Ketiga, santri identik dengan karakater kearifan yakni bersikap sabar, rendah hati, patuh pada ketentuan hukum agama, dan selalu berusaha mencapai tujuan tanpa merugikan orang lain, dan mendatangkan manfaat bagi kepentingan bersama; menghormati perbedaan dan keberagaman. Setiap keputusan yang diambilnya mempertimbangkan lokalitas dimana dia hidup, “di mana bumi dipijak, disitu langit dijunjung”, inilah kemudian membuat santri mudah diterima oleh semua kalangan.

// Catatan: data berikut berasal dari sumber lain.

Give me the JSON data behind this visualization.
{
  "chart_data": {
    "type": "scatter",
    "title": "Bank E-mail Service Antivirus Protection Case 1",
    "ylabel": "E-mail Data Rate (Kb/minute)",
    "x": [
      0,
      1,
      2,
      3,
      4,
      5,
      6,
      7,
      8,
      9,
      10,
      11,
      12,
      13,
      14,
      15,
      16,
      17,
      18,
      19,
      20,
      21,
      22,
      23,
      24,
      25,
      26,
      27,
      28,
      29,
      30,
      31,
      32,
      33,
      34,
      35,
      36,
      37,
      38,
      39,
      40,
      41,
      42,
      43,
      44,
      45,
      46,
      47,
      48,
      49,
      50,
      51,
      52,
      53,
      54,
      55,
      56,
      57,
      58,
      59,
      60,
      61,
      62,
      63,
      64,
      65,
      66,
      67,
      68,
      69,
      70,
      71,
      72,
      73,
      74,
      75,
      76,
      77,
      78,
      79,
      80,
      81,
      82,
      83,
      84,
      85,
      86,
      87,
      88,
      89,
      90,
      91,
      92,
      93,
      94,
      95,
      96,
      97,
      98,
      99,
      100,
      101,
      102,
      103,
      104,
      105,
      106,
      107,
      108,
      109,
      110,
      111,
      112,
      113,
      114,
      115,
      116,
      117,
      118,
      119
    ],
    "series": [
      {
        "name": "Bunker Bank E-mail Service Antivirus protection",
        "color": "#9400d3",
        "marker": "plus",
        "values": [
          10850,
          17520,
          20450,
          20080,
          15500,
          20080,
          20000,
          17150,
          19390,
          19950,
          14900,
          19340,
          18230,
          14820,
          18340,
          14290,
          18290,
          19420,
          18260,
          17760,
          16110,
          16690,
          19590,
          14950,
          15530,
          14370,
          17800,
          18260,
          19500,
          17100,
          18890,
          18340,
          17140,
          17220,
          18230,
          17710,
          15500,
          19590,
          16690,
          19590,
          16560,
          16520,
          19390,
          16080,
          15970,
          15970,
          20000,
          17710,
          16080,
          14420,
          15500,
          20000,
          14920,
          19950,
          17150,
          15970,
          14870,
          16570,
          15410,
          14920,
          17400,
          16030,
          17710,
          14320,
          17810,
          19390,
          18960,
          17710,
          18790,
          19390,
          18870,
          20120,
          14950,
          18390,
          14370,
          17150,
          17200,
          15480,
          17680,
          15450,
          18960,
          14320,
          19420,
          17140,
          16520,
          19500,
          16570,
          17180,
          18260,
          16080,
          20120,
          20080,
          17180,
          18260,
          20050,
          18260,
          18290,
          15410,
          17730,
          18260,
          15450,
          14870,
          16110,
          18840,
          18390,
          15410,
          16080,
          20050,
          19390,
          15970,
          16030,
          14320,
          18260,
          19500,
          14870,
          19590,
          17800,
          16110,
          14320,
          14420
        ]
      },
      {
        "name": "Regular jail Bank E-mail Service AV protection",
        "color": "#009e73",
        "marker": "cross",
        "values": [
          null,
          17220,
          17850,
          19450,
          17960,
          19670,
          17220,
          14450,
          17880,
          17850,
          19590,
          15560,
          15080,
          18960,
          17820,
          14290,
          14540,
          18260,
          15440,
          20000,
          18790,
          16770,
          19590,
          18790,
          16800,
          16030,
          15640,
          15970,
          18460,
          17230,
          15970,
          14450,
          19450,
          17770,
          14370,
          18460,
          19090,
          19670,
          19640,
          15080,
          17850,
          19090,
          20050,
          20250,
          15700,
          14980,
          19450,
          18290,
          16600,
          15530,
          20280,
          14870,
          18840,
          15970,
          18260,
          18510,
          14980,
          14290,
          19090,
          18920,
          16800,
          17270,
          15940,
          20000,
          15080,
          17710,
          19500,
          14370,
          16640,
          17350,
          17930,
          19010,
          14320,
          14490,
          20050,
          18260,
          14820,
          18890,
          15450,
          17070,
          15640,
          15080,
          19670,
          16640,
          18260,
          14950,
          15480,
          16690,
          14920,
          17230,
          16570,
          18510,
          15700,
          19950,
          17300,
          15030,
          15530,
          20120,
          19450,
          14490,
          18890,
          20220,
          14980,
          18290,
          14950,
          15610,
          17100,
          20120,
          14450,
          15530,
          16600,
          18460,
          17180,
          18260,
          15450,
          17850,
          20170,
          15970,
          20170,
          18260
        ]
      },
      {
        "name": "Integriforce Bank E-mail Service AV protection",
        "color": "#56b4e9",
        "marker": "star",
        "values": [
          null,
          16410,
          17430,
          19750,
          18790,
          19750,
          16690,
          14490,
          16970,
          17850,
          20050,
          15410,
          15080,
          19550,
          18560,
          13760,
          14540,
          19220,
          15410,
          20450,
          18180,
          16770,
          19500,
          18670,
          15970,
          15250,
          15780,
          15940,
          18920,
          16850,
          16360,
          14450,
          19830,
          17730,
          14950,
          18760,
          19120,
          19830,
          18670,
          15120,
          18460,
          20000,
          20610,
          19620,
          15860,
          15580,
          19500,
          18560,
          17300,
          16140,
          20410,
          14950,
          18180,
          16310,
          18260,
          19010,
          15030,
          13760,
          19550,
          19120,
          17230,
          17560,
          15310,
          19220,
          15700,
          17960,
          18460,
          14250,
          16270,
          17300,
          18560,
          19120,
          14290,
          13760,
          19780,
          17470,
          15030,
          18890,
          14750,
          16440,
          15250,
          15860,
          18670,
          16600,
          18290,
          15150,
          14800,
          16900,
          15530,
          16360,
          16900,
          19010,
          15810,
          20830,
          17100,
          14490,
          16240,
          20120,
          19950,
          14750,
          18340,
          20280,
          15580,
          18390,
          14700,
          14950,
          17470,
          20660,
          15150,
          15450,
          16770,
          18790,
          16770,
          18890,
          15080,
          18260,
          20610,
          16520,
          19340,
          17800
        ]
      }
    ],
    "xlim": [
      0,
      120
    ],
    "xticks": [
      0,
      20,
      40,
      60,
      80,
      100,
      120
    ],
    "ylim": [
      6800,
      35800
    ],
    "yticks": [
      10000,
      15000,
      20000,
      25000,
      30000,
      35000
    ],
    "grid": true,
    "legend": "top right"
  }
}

Keempat, kesederhanaan dan kemandirian; adalah karekter khas santri, tidak tinggi hati dan sombong walau berasal dari orang kaya atau keturunan raja sekalipun. Fasilitas pesantren yang serba terbatas mampu berperan dalam membentuk karakter kesederhanaan dan kemandirian santri. Sederhana dan mandiri bukan karena tidak mampu, tapi lebih menunjukkan pribadi yang peduli sesama, pribadi yang menyadari bahwa dunia adalah sementara. Santri paham benar pernyataan Allah swt: “al-dunya mata’” dunia ini laksana sandiwara belaka. Kesederhanaan dilambangkan dengan kesamaan dalam berpakaian dan benda yang dimiliki tanpa bermewah-mewah selama hidup di pesantren.
Oleh sebab itu, kondisi bangsa saat ini yang sedang dilanda krisis karakter: korup semakin merajalela, karakter individualis semakin mempertajam jarak antar sesama, menjadikan kemewahan hanya untuk individu dan golongannya, toleransi dan gotong royong semakin terkikis karena ego sektoral yang menguat. Dialog cultural dalam setiap kebijakan yang menyangkut hajat orang banyak menjadi langkah, sehingga sering kali kebijakan hanya sebagai alat “pencitraan” yang tidak memiliki efek perubahan untuk kemajuan masyarakat umum. Sangatlah tepat jika karakter dan pola hidup santri menjadi motivasi dan contoh yang diamalkan oleh setiap warga negara. Membangun kejayaan bangsa dan negara dapat tercapai bila masyarakatnya bergaya ilmu pengetahuan, berkarakter religi dan humanis-ekonomis sebagaimana dimiliki oleh santri.
Sayyid Idrus bin Salim Aldjufrie mangatakan: “Bil’ilmi wal akhlak idrakul muna, in rumta ‘ilman la takun mutakabbiran” dengan ilmu dan akhlak akan digapai cita-cita/keinginan; bila ingin mencapai ilmu maka janganlah bersikap sombong. Ilmu dan akhlak telah menyatu dalam diri santri. ” Pendidikan adalah senjata paling ampuh untuk mengubah dunia, dan santri adalah prajurit yang tidak kenal lelah memajukan pendidikan. Santri adalah generasi penerus yang tidak hanya agamis tapi intelek, bangsa yang besar di belakangnya ada santri yang selalu berdoa dan berusaha”. Selamat hari Santri Nasional 2023. Wallahul A’lam !
*Penulis adalah dosen tetap Yayasan Universitas Alkhairaat.